Last year 16 teenagers in Marlborough were referred to addiction services, 11 of which were referrals through the police or the Ministry of Justice.
Of those, three teenagers were not seen within three weeks of referral, and two were not seen for more than eight weeks.
Child and Adolescent Mental Health Services manager Eileen Varley said while there was ongoing demand for addiction services, if someone was in urgent need of treatment the team would do what they could to see them as soon as possible.
‘‘If you rang and said ‘hey I have got a daughter who has got a methamphetamine problem and she is really acting out’, we would do our best to see you and your daughter straight away.’’
The Ministry of Health expectation was that 80 per cent of people were seen within three weeks of referral, and 95 per cent within eight weeks.
In the Nelson Marlborough district, 79 teenagers were referred last year. Of those, 74.7 per cent of teenagers were seen within three weeks, and 93.7 per cent within eight weeks.
But five patients across the top of the south waited more than eight weeks for addiction treatment. The median wait time was seven days.
Varley said people who made an appointment but did not attend or could not be contacted put stress on the waiting list.
While there were many reasons people did not attend appointments, one of the barriers for some was a fear of admitting their use of an illegal substance.
But Varley said health information remained confidential.
It was also important people realised that there was no ‘‘quick fix’’ for addiction.
‘‘At your first assessment, it mightn’t be that you stop straight away, it is the whole process of getting people to cut back.
‘‘Sometimes it takes three or four goes to stop, it is a process that they go through.’’
While there was a growing number of presentations for methamphetamine use, Varley said the abuse of alcohol remained the biggest problem for both teenagers and adults in the region. The addictions team would do a comprehensive assessment to find out what was behind the addiction. ’’ We try not to make too much of a scene about the substance they are using and we look at working with them to build back their self esteem.’’

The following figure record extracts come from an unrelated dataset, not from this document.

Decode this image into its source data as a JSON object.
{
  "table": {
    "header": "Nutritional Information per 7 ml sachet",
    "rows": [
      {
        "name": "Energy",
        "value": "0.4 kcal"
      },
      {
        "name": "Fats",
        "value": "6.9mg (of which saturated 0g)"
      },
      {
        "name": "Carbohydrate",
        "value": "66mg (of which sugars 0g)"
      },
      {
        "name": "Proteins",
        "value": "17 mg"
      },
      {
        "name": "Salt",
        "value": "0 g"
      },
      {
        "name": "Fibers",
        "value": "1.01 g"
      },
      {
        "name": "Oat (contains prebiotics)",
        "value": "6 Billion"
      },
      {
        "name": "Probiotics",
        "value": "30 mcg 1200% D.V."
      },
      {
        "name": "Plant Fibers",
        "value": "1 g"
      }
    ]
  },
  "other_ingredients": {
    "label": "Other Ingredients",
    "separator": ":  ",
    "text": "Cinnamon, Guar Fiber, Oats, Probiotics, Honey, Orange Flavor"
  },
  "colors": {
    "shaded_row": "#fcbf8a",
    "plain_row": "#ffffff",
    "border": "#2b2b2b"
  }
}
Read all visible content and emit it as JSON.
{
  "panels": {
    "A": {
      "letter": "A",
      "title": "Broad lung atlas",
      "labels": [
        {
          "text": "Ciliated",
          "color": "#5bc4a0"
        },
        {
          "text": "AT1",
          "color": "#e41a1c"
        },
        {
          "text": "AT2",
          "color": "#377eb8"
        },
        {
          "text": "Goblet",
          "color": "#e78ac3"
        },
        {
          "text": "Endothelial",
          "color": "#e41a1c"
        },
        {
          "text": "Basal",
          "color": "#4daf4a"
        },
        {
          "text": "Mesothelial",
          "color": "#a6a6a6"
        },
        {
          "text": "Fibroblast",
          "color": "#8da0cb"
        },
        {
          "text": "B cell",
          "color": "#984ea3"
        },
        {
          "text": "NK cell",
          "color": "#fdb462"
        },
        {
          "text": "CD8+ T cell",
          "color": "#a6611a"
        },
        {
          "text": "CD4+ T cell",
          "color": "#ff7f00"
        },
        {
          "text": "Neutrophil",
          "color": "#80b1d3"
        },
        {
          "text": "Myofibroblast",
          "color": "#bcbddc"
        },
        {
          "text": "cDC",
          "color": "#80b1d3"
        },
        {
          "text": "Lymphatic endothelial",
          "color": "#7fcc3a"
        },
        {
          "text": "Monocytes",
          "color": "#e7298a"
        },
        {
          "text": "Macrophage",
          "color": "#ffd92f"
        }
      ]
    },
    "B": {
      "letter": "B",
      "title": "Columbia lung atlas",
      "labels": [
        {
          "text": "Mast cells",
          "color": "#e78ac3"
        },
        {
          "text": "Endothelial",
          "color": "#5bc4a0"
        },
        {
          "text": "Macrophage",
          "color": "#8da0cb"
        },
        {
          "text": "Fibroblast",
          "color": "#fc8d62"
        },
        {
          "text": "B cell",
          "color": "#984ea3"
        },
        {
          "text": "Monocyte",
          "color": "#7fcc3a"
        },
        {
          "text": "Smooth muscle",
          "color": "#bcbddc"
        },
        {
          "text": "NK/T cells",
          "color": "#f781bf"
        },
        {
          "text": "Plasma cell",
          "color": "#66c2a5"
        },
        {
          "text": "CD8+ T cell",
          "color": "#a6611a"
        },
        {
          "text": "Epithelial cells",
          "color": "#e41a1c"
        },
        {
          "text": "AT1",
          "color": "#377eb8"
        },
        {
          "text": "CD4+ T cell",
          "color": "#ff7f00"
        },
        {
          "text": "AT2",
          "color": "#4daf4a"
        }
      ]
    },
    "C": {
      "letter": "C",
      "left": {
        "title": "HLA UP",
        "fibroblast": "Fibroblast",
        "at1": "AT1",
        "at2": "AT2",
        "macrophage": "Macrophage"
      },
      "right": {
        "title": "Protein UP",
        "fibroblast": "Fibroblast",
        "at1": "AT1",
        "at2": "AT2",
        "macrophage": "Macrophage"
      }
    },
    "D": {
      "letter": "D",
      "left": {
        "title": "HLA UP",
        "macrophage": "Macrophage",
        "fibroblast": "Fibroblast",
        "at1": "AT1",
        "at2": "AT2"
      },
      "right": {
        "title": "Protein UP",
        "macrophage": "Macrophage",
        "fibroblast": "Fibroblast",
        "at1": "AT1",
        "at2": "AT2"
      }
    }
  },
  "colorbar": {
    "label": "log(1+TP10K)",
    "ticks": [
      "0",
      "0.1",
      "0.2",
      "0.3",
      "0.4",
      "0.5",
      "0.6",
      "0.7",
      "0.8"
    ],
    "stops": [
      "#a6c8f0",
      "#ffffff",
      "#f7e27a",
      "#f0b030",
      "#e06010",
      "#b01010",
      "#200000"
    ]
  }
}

The youth alcohol and drug team worked with guidance counsellors and students in schools, ’’whoever we need to work with to get them to a stage where it is no longer an issue for them’’, Varley said.
However, addiction counsellor John McCaughtry said the growth in the level of substance abuse led him to start Silas House, a not-forprofit social detox and addiction education organisation in Nelson.
McCaughtry said he had noticed a growth in the level of substance abuse and there was a ‘‘critical’’ need for drug and alcohol treatment in Nelson.
It offered an eight-week education programme, as well as programmes after work and during the weekend, aimed at giving addicts the tools they needed to stay clean. Silas House only offered services for adults, but McCaughtry said he was recently contacted by organisations and schools after the same education for teenagers.
He said there was ‘‘huge demand’’ for addiction treatment services.
‘‘I don’t think waiting is doing any good, it is the waiting that makes things linger.
‘‘It grows and just becomes a bigger problem.’’
Silas House project manager Brad Rennell, left, with clinical director John McCaughtry and administration manager Kendal Johnson in Silas House in Nelson.